Ganesh Venkataraman is an Engineering Manager at AirBnB. He used to lead all AI powering jobs relevance at LinkedIn. This includes personalized job search, recommendations and statistical inference and insights from salary. His contributions at LinkedIn include, leading a multi group effort that led to 50% improvement in job applications at LinkedIn, leading end to end re-architecture of job search, machine learned ranking for people search typeahead (system that allows members to search for 400MM+ users via instant results), introducing machine learned ranking towards skills search at LinkedIn (ex: searching for people skilled at ‘information retrieval’). He co-authored a paper on personalized ranking which won the best paper award at the IEEE Big Data Conference 2015. Prior to LinkedIn he was the founding engineer of a payments startup where he developed algorithms to detect/prevent eCommerce fraud. He holds a Ph.D. from Texas A&M in Electrical & Computer Engineering where he was the recipient of the Dean’s graduate merit scholarship. He has several publications with 200+ citations including one fundamental contribution to graph theory.

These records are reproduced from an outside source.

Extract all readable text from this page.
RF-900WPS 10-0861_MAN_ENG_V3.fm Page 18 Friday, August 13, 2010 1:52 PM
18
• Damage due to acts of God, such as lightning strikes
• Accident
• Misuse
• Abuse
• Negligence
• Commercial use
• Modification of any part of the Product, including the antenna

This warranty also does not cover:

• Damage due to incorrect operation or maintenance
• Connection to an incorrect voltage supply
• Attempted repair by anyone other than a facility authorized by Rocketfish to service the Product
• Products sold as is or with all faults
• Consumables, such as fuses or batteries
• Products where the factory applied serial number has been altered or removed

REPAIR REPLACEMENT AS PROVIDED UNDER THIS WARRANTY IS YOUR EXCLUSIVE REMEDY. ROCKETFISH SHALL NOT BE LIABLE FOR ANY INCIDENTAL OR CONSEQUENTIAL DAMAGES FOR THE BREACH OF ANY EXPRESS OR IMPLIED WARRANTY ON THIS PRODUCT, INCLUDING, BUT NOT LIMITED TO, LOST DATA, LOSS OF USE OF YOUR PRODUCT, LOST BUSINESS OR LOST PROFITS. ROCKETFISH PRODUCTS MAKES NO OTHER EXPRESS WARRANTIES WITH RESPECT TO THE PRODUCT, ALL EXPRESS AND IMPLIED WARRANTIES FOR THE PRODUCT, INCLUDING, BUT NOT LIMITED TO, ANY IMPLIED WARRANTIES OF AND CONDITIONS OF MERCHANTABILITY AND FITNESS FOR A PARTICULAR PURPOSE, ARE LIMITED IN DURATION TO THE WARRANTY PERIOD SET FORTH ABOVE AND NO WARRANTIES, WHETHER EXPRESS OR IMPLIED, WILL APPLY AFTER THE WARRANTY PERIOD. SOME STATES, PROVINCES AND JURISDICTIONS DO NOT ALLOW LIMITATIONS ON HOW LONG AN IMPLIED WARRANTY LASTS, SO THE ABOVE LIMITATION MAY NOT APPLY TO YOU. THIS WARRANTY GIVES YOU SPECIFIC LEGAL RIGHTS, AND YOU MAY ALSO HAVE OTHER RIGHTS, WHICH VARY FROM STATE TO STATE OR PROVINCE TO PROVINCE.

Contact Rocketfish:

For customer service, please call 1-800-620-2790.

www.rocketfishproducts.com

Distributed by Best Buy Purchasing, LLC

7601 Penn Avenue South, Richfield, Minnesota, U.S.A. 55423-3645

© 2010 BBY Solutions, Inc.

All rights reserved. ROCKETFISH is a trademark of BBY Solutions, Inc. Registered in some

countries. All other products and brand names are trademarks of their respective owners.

Liang Zhang is currently a Sr. Staff Engineer at LinkedIn. He obtained his Ph. D. degree at Department of Statistical Science, Duke University in 2008. He worked at Yahoo! Inc. as a Scientist from 2008 to March 2012. Liang has published several papers and patents on applying statistical and machine learning approaches to real world Internet applications involving massive data. His research interests include recommender systems, computational advertising, machine learning, statistical modeling and analysis for large-scale data. Liang has served Program Committee for various data mining and machine learning venues including SIGKDD, NIPS, AISTAT, TKDD, TKDE, JMLR.